At the core of Shwood is an emphasis on high-quality materials and artistry. Its handcrafted glasses are made with sustainable lumber, selected for tone and grain pattern, sourced from authorized plantations in the U.S. and Africa. The frames are treated with a protective finish made of organic waxes and oils. To keep its luster and durability, the company recommends owners apply lip balm, beeswax, butcher block oil or walnut oil to the frames when the wood begins to dry out or fades in color.
Even after returning to civilization, with Shwood, you'll feel like nature is always with you.
Inevitably, Mother Nature will turn a gorgeous sunny day into a wet mess. Don't let the weather put a damper on your plans. We've tested a few umbrellas that will keep you dry when the weather isn't cooperating.
With a 62-inch canopy, the Davek Golf ($129) umbrella is an oversized behemoth that will keep you and your four closest friends dry. (Seriously, this thing is so massive that on several occasions while walking down narrow sidewalks, I found myself stuck between a wall and a sign post.) Davek is so confident in its umbrellas that it offers an unconditional lifetime guarantee. This is something I can appreciate having lived in the Windy City, which relentless tore apart every one of my umbrellas.
Its unique dual-canopy fiberglass frame lets wind travel through the vented construction while keeping the umbrella from inverting. Davek also packed in a few surprises for golfers. The reversible handle base unscrews to reveal an alloy anchor spike, which can be used to secure the umbrella to the turf. With the umbrella in place, golfers are free to take their shots or rest their clubs against the frame's ribs.
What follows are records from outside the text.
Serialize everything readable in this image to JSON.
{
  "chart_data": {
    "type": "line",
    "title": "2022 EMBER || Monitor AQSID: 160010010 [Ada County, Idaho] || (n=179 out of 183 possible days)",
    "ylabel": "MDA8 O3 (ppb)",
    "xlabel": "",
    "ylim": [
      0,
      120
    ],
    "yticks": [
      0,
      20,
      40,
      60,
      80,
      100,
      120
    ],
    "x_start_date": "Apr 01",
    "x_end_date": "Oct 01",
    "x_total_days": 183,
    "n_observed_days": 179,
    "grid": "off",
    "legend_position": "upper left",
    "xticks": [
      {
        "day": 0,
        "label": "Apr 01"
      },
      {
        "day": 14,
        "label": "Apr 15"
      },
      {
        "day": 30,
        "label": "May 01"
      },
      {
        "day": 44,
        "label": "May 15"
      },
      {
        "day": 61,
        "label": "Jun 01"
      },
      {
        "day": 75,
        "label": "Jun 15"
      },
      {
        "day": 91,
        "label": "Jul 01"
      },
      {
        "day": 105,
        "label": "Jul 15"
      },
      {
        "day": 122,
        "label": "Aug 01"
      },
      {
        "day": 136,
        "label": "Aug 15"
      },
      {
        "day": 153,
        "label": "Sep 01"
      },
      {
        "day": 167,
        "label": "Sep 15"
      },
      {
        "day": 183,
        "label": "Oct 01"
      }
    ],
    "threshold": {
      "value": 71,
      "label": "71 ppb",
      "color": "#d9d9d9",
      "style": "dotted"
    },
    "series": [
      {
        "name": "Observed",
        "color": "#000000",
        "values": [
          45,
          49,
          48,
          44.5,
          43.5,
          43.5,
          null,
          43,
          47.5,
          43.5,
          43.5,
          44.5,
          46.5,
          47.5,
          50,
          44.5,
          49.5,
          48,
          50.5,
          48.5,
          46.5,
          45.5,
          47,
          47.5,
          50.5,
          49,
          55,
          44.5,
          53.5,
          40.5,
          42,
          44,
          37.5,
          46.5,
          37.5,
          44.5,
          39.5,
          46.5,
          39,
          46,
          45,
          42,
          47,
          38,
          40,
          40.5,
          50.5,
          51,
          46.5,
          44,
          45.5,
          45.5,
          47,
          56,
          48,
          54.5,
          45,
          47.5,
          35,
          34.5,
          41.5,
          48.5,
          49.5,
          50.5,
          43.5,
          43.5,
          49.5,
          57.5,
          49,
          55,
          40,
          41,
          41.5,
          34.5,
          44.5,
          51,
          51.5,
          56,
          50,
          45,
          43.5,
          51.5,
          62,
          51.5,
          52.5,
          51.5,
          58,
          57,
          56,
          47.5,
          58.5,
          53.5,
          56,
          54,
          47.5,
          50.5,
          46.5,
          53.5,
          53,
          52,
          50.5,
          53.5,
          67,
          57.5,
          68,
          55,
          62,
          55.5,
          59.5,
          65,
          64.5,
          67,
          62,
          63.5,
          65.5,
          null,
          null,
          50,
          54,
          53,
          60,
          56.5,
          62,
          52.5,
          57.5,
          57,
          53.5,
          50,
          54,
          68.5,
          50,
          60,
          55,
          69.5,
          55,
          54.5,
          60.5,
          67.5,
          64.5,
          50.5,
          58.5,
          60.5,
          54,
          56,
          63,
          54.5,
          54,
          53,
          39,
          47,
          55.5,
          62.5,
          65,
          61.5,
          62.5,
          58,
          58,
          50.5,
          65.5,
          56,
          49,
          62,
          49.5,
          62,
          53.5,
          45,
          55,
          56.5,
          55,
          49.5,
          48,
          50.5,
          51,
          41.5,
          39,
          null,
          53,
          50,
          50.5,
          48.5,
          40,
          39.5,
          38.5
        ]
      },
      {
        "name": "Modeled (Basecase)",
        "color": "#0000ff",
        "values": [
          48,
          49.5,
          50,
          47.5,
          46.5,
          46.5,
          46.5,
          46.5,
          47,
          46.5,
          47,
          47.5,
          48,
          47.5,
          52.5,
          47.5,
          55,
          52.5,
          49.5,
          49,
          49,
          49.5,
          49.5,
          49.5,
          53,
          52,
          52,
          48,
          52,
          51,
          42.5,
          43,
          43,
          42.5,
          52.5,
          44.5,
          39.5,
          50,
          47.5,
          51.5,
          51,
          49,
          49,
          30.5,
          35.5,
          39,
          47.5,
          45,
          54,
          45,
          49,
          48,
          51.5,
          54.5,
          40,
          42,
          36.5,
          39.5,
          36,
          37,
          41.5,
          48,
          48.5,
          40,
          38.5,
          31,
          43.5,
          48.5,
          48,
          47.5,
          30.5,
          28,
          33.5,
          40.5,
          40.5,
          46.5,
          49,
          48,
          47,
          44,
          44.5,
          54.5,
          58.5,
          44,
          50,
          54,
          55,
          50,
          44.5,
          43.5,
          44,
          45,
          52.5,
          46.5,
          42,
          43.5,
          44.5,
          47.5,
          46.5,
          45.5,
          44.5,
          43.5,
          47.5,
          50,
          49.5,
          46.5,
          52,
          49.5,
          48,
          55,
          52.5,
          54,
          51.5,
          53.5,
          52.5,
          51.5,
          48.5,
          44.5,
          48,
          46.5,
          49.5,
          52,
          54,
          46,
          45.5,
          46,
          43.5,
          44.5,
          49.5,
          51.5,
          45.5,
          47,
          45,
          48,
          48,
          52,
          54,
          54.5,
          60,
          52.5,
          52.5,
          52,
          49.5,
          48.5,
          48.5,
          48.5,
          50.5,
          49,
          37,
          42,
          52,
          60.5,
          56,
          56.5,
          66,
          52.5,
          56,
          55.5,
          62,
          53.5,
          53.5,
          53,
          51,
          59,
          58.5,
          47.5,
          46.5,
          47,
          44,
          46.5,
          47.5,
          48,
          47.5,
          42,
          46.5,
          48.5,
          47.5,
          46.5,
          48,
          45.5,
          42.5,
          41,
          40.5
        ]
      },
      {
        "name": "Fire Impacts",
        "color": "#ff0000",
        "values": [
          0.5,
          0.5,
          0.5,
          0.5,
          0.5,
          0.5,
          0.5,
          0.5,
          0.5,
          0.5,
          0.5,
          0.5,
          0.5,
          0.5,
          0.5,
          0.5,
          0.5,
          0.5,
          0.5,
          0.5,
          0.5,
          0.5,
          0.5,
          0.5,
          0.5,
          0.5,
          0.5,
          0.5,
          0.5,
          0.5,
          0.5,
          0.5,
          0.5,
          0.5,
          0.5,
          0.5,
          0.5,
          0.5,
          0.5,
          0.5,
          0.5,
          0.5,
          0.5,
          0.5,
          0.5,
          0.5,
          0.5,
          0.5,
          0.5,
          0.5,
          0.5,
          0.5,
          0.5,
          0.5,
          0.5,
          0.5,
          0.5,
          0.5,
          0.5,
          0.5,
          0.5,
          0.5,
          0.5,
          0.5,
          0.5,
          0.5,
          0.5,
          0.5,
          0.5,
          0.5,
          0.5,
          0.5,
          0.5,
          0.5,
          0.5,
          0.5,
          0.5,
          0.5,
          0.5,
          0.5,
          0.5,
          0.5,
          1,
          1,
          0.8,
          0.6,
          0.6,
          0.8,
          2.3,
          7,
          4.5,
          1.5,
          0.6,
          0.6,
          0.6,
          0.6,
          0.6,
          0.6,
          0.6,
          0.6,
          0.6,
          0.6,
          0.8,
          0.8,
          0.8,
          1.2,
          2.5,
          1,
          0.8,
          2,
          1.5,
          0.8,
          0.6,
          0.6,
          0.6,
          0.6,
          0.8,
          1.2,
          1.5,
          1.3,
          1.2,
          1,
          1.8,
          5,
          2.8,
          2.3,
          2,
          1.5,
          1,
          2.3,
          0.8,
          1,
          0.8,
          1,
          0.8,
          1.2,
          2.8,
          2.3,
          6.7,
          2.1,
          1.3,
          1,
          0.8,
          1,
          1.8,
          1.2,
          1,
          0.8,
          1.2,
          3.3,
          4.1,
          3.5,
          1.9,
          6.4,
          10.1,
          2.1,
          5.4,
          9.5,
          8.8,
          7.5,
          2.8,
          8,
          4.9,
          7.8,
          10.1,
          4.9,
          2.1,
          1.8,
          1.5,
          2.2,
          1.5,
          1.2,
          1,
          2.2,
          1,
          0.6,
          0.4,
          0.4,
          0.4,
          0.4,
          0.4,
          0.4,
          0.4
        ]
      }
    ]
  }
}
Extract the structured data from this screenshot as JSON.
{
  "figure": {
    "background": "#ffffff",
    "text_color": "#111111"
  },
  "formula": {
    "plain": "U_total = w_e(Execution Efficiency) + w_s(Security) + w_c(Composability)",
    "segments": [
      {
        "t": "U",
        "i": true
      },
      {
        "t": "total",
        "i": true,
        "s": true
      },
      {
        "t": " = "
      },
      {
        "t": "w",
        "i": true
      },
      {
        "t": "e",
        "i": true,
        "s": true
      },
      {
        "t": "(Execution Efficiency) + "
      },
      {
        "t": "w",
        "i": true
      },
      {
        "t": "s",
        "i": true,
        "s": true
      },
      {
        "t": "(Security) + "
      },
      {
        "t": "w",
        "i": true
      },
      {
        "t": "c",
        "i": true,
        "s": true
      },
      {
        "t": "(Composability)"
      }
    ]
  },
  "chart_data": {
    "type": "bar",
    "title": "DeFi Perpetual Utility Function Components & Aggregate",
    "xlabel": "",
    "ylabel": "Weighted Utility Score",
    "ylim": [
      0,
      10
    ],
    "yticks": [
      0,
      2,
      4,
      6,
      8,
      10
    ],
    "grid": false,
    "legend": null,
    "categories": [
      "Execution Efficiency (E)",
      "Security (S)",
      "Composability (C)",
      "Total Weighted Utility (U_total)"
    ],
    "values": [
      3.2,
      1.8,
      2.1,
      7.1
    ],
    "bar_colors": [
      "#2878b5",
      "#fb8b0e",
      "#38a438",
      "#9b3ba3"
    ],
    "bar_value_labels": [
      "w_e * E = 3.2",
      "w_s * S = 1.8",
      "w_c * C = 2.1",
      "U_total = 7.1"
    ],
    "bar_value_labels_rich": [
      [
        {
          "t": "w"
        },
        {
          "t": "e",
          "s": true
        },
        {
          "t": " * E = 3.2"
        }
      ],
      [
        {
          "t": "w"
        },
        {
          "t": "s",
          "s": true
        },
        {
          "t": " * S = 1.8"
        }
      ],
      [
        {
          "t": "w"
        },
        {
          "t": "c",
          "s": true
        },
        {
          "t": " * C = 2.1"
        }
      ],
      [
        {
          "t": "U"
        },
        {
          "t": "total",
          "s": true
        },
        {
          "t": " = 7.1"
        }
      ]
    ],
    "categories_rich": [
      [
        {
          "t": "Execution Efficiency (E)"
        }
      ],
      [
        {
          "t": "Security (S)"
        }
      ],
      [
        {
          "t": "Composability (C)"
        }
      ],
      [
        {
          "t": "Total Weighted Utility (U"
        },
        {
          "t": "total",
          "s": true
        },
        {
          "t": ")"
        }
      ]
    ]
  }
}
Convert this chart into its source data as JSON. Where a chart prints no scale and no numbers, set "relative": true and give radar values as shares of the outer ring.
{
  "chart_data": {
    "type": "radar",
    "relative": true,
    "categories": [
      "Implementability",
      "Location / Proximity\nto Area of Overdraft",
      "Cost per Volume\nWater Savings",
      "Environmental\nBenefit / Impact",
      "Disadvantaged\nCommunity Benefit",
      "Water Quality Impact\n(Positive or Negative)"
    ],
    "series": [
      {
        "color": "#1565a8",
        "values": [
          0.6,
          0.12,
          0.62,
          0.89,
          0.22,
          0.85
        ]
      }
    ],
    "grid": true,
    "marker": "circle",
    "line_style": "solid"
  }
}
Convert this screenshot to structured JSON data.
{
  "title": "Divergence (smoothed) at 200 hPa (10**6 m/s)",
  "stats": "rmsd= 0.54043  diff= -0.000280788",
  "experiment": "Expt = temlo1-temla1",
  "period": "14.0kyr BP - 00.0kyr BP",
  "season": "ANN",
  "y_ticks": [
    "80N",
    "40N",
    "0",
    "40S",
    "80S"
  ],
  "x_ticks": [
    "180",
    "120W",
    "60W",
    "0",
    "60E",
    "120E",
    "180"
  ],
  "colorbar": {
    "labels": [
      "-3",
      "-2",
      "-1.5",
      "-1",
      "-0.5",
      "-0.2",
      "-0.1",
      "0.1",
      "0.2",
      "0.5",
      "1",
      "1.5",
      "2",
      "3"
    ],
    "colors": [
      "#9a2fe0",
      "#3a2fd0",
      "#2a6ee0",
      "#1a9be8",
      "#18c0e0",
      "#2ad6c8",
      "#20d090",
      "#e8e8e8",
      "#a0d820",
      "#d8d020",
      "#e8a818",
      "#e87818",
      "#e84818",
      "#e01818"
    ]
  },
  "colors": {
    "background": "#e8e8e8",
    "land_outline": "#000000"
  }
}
If you don't need to shelter a small family, the XS_Metro ($49) from Blunt Umbrella is an adorable, portable choice. The XS_Metro opens up to a 37-inch canopy and collapses down to 14 inches. The key to Blunt's durability is its Radial Tensioning system, which uses double struts to evenly distribute the force needed to open the umbrella. It is this design that gives Blunt its name and its flatter parabolic shape. The floating ribs transfer the opening force onto the ends to keep the canvas taut, creating a durable umbrella without any sharp points. There is some give and take with the design. While it's eye catching, the rounded edges do mean slightly compromised coverage, with occasional droplets rolling off the edge and onto your shoulders.